Sytuacja na rynku pracy spędza sen z powiek wielu szefom firm – niż demograficzny i niskie bezrobocie sprawiły, że na rynku brakuje rąk do pracy. To już prawdziwy kryzys, dlatego pracodawcy chętnie decydują się zatrudniać obcokrajowców.
– Nie ukrywam, że na Śląsku pracodawcy bardzo zabiegają o dostęp do studentów zagranicznych, aby ich zatrudnić po ukończeniu studiów. Nie zawsze jest im łatwo pozyskać pracownika w Polsce z bardzo dobrą znajomością języków obcych. Dlatego też osoby ze znajomością języków mają bardzo dużą szansę na zrobienie kariery w Polsce – mówi Edyta Lachowicz-Santos, dyrektor biura komunikacji marketingowej Uniwersytetu Ekonomicznego.
Obecnie na Uniwersytecie Ekonomicznym w Katowicach kształci się w trybie długoterminowym 195 studentów zagranicznych oraz 183 osoby, które przyjechały do Polski w ramach międzynarodowych programów dydaktycznych (Erasmus) czy umów bilateralnych.
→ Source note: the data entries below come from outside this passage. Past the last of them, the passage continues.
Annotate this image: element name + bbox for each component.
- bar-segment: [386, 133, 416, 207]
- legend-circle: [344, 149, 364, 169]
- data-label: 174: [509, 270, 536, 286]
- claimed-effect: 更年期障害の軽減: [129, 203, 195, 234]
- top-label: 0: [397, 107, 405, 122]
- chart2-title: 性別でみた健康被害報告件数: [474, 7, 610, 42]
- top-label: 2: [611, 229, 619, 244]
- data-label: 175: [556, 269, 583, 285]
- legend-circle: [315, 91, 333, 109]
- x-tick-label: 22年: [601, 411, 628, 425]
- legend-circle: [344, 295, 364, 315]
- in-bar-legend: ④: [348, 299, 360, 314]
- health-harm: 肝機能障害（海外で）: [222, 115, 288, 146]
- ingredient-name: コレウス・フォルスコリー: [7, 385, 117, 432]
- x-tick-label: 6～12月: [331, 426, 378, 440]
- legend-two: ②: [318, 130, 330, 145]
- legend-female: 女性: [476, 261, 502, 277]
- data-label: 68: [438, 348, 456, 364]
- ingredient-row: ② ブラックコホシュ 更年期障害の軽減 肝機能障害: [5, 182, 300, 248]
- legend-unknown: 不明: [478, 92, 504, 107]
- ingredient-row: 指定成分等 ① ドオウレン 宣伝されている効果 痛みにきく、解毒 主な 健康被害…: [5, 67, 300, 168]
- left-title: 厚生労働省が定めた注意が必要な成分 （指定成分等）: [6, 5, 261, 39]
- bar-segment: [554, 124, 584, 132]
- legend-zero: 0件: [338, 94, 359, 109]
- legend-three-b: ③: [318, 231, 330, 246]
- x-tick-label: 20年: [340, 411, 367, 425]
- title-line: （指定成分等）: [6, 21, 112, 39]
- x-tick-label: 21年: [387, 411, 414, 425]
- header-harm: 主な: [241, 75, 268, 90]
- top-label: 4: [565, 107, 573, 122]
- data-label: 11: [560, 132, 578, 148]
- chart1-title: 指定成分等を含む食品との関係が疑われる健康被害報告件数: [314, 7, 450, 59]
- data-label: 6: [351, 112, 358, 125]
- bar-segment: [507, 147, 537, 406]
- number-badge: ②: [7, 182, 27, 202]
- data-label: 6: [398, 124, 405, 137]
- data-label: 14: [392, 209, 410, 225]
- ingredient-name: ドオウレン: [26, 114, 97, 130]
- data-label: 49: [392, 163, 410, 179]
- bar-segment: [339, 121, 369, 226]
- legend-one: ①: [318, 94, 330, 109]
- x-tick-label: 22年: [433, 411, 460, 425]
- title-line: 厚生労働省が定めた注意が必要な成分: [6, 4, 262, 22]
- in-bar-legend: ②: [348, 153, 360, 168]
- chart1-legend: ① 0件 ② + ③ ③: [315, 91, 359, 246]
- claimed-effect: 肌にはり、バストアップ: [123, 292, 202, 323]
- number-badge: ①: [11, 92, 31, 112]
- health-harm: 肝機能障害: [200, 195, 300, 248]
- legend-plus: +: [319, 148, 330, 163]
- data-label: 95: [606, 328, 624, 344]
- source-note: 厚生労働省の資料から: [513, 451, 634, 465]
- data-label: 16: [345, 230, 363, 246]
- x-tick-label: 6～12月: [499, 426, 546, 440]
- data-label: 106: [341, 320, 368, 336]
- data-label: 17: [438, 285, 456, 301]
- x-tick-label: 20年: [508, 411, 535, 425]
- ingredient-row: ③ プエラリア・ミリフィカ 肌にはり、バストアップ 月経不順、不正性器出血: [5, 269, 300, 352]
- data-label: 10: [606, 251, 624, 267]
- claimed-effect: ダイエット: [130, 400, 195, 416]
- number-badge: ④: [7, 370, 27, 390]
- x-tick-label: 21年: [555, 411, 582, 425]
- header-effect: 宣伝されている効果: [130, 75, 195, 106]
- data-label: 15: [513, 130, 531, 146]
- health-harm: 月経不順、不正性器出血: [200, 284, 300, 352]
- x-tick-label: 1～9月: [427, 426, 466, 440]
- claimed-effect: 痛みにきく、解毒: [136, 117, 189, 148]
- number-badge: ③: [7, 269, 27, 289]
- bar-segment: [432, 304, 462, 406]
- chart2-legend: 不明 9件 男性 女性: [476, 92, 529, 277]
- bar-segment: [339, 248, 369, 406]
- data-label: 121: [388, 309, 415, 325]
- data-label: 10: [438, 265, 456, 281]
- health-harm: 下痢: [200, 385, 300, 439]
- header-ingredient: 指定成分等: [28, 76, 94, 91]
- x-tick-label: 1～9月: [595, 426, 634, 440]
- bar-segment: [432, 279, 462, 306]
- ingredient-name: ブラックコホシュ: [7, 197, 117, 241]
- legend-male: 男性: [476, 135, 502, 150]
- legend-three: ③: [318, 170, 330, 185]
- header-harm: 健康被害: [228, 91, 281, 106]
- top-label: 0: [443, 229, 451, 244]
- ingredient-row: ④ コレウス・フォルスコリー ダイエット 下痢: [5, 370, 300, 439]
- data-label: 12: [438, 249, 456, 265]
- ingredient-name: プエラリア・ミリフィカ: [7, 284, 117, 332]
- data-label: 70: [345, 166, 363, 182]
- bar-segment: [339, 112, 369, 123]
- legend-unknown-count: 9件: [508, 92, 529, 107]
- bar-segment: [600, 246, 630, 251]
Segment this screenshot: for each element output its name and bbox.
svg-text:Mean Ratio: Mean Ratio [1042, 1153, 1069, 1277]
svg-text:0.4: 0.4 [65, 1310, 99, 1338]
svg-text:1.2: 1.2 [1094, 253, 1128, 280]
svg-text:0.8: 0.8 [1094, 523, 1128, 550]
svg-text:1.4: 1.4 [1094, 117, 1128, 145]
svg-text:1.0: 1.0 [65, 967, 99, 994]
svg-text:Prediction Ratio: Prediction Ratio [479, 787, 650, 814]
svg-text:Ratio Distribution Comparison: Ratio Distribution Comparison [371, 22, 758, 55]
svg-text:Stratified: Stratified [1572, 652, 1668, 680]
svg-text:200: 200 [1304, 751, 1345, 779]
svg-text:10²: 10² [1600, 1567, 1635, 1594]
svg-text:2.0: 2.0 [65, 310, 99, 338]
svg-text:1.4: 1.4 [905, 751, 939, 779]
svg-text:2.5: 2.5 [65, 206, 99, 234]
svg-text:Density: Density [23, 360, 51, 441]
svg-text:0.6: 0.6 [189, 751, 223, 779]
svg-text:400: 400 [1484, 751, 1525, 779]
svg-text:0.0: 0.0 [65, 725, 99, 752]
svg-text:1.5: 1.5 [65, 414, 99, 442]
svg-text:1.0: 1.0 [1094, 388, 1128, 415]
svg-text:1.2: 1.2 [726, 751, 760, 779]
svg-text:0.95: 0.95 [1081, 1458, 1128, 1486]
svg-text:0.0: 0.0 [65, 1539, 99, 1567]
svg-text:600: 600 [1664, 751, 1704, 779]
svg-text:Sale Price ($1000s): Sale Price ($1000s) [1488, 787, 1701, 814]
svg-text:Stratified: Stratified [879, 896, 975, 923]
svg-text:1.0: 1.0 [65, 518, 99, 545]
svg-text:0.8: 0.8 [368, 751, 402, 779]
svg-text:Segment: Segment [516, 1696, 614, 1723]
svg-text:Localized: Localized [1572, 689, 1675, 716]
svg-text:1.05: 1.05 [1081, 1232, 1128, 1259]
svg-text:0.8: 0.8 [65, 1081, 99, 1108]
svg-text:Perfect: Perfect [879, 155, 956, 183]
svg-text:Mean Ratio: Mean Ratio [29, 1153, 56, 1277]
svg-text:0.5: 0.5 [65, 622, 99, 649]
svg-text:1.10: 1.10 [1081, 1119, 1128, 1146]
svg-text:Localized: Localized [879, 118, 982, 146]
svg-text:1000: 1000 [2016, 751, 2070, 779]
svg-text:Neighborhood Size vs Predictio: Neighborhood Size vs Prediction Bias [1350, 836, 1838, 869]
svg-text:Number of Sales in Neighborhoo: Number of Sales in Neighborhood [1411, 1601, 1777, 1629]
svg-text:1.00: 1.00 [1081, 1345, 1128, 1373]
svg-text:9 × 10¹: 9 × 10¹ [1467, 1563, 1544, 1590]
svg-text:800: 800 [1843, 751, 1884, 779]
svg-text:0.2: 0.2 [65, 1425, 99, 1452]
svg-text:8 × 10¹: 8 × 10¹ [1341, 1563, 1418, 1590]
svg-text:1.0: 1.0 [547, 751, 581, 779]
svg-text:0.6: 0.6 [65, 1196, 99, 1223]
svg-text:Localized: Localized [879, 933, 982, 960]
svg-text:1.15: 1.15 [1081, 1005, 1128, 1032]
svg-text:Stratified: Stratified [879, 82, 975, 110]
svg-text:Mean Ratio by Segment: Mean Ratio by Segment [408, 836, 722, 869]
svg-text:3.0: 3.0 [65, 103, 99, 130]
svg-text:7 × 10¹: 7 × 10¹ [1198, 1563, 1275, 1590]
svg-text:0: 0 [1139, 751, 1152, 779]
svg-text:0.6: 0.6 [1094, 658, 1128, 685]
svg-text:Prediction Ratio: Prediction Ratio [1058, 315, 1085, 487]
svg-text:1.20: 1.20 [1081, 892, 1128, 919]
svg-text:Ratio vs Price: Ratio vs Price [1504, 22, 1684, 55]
– Wśród studentów długoterminowych największą popularnością cieszą się studia na kierunku finanse i rachunkowość – mówi nam Edyta Gałecka, dyrektor Biura Współpracy Międzynarodowej Uniwersytetu Ekonomicznego. – Większość studentów jest z Ukrainy, ale mamy także studentów z Białorusi, Azerbejdżanu, Ghany, Korei Południowej, Litwy, Holandii, Nepalu, Tajlandii, Ugandy i Wietnamu – mówi.
Zapytaliśmy ich o to, czy chcieliby zostać i pracować w Polsce. Jakie padały odpowiedzi? Obejrzyjcie materiał wideo.
Jak się okazuje, pracę w Polsce po studiach rozważają nie tylko studenci długoterminowi, ale również ci, którzy przyjechali do Polski w ramach Erasmusa. Bywa, że ci, którzy nie planowali zostać – zostają, a powodem jest... miłość.